Défi logistique énorme
Or il faut pouvoir louer des espaces publicitaires certes, mais aussi « encourager » les colleurs d’affiches « sauvages », louer des bâches pour les meetings et rencontres, payer du carburant, acheminer des scrutateurs dans les 20 000 bureaux de votes disséminés sur tout le territoire national pour ne pas être victimes de « bourrages d’urnes ».

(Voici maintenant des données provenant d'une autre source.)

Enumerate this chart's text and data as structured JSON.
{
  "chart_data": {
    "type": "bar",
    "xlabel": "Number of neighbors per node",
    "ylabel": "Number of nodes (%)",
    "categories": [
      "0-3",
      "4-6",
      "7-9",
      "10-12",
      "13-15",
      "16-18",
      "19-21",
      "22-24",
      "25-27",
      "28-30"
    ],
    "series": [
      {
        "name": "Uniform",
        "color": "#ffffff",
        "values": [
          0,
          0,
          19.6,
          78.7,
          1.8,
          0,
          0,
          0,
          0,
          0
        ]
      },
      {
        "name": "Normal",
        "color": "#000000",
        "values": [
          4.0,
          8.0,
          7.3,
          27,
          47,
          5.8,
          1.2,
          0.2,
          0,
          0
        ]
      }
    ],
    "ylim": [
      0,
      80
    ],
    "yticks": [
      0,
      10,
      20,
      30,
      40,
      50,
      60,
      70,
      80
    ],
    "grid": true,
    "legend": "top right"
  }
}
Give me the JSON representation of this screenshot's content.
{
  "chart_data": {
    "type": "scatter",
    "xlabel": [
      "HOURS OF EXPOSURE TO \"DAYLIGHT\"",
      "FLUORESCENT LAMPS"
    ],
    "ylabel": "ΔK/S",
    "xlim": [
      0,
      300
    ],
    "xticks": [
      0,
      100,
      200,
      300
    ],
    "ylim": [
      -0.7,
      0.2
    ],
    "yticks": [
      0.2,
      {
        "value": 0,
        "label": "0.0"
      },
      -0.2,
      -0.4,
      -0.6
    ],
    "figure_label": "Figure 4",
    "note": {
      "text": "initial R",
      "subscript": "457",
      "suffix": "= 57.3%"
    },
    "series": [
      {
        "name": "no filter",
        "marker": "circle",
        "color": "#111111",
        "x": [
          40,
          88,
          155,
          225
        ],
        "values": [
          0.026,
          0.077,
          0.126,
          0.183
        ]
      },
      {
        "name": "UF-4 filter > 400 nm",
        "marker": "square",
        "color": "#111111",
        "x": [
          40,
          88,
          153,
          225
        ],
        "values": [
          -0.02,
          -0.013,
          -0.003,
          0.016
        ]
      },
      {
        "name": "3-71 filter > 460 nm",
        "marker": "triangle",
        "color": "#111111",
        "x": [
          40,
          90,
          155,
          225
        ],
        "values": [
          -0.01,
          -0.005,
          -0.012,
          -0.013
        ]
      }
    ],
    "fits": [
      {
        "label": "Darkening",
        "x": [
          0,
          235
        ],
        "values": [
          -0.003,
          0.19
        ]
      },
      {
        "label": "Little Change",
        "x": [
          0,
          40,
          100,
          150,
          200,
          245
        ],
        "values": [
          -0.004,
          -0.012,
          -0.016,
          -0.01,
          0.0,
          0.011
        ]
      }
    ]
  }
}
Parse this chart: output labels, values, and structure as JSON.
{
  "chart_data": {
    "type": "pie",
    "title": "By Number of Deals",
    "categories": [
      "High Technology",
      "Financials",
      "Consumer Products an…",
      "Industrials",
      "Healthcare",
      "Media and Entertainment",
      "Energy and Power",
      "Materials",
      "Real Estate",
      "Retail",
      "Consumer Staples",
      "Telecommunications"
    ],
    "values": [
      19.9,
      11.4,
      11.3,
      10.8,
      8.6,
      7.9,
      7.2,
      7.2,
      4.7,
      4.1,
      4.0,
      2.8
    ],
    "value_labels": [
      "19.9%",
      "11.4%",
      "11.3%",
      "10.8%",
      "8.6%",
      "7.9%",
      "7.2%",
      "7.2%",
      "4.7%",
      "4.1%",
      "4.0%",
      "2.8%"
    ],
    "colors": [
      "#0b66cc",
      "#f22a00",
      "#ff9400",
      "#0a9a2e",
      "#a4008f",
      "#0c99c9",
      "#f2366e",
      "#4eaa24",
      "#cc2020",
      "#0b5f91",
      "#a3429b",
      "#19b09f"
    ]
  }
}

C’est l’argent qui est, assurément, le grand « faiseur de roi » de ce scrutin. Alassane Ouattara (dont le budget de campagne hors « cadeaux » divers est de 10 milliards de FCFA, selon Jeune Afrique) a manœuvré durant tout son mandat pour créer une vraie disproportion entre ses moyens financiers et ceux de ses adversaires. Déjà, il bénéficie d’un avantage énorme par rapport à Laurent Gbagbo en 2010. Il n’a en effet jamais été contraint par la communauté internationale à former un gouvernement d’unité nationale et à céder une large partie des ministères et des entreprises publiques – ainsi que les prébendes qui vont avec – à une opposition qui, par ailleurs, « exploite » la moitié du territoire national sous le paravent d’une rébellion.
Stratégie de neutralisation financière
Ouattara s’est appliqué de manière méthodique à couper ses rivaux de toute source de financement. Un très grand nombre de hiérarques du FPI, le parti de Laurent Gbagbo, ont vu leurs comptes bancaires gelés, y compris en l’absence de toute procédure judiciaire contre eux. Mamadou Koulibaly, quant à lui, a été privé de ses indemnités d’ancien président de l’Assemblée nationale, en violation totale des lois en vigueur. Deux proches de Charles Konan Banny, qui disposaient de sommes importantes sur leurs comptes en banque, ont été brièvement jetés en prison et accusés d’enrichissement illicite. Résultat : ils ont préféré quitter le pays, renonçant ainsi à une participation active à la campagne de leur « grand homme ». Par ailleurs, durant le premier mandat Ouattara, les partis politiques représentatifs n’ont pas bénéficié, contrairement aux usages de l’époque Gbagbo, de financements publics octroyés sur une base légale. La loi de 2004 portant sur le sujet n’a pas été appliquée, et de nouvelles dispositions ont été discutées sans toutefois être votées par le Parlement. Sur Twitter, Mamadou Koulibaly utilisait, le 16 juillet dernier, une image traduisant bien son malaise d’opposant face à l’insurmontable hégémonie du pouvoir : « La démocratie pour ADO, c’est casser les jambes de ses opposants, leur offrir des béquilles et engager la course contre eux ».